Ok, the questions have spurred me to once again try to piece together what I did prior to my reading spree.
I know for a fact:
- I used MACD with the histogram. When it was green, I held onto the trade. When the bars looked like there were not getting "longer" and the two lines appeared to converge, I got out and started looking for opportunities to take the opposite trade.
- I used Marker Indicator from ThinkorSwim as a momentum indicator alongside with MACD.
- I would always have a directional bias on the stock I was trading. It didn't matter if it was down or up. If after reading up on the company, financials, etc. I would decide "this one looks like it is profitable for the next 6-12 months". I would keep this directional bias in the back of my mind and have a tendency to take more trades in that direction. It didn't matter even if the general trend of the stock was moving in the opposite direction of my directional bias.
- I would never trade anything less than 2M in volume. This hasn't changed.
- I had no other indicators other than volume and volatility indicator. I did not use SMA lines, Bollingers, etc.

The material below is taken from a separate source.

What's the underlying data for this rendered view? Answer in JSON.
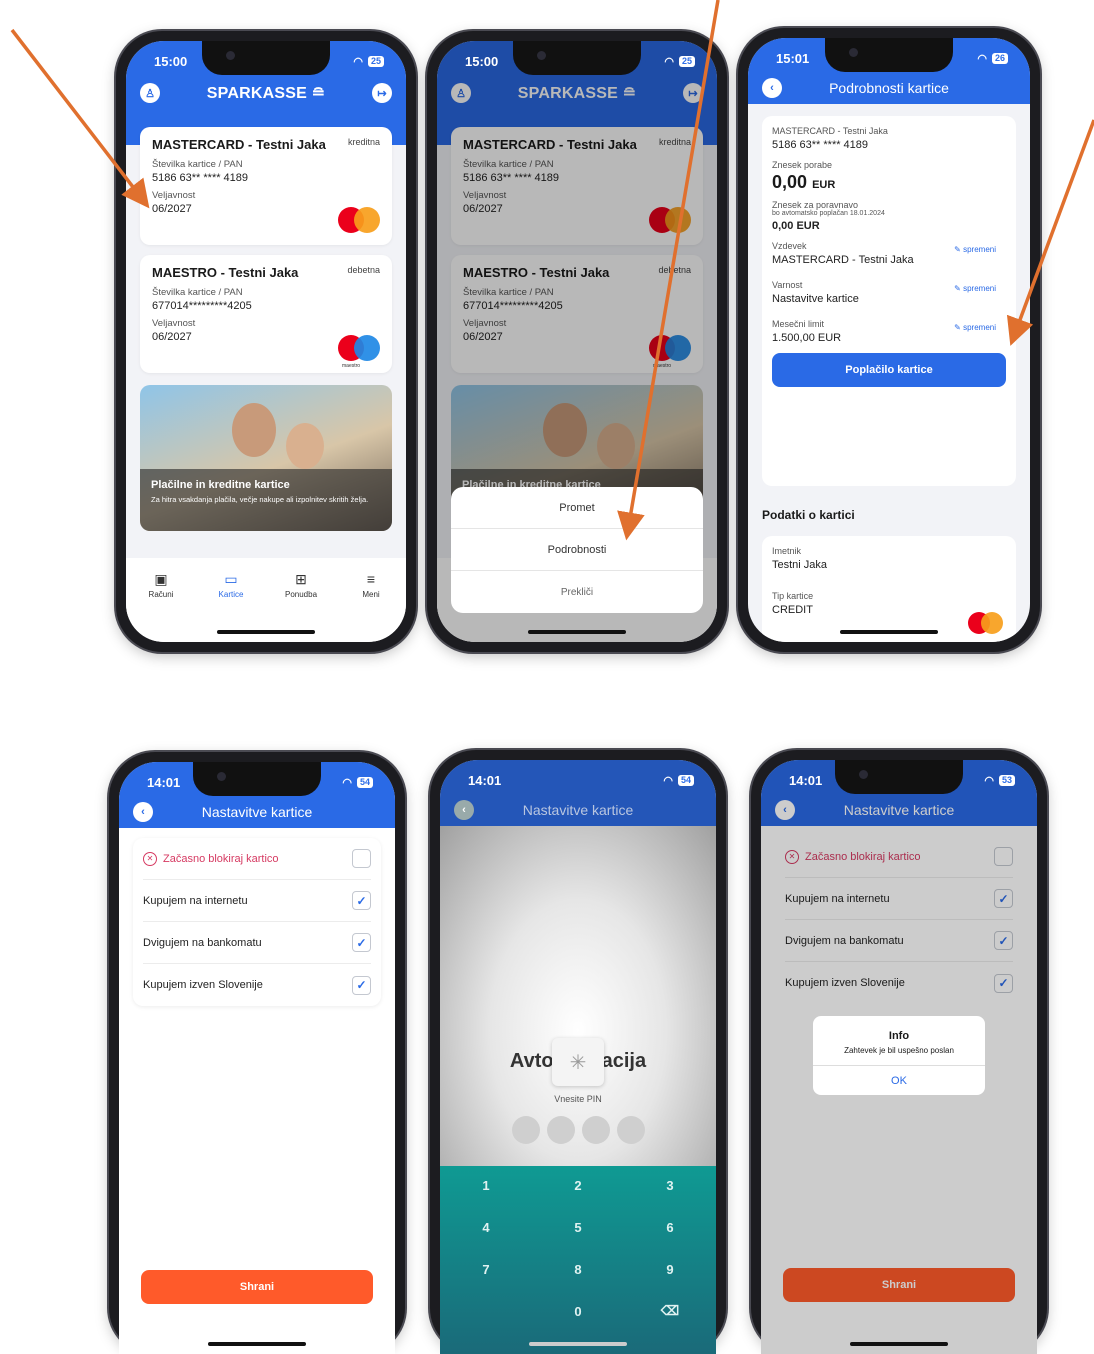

What I don't know for fact:
- I can't remember if I drew S/R lines. I don't think I did because S/R lines are part of all those price action courses/free articles. And I didn't start reading those until much later.
- I didn't care about the candlesticks and what they meant. All I looked at was the big bull candles or the big bear candles. When I saw it, I *think* I interpreted it as validation for my current trade or something - I can't remember this part.
The trading itself:
This part is difficult. If we use VLO as the example, I would have taken a short near the top of today. Then waited for a day or two. If the next day showed a continued move upwards, I *think* I would've gotten out and waited for the next "high". Then I would use the MACD and the Marker Indicator alongside with volatility indicator and decide when to exit my trade profitably. I would then somehow, magically decide to take the opposite trade at the "bottom" of the down move. How I defined "bottom" is lost on me today. If I were to apply what I know today, I *think* what I was doing was going long when price moved back to the original breakout point (from consolidation). And then I would go short when price appeared to reach beyond fair value. If it broke out of that top, I would go long on what would be the "new" breakout point. This way, I only held for a day or two. Repeat and rinse. But this is hindsight... which is always 20/20.
See, none of the above makes any technical sense. "Directional bias", all those indicators, no S/R lines drawn, no pivots marked... yet, I was making money. Pure luck? I know for sure I'm not making money now!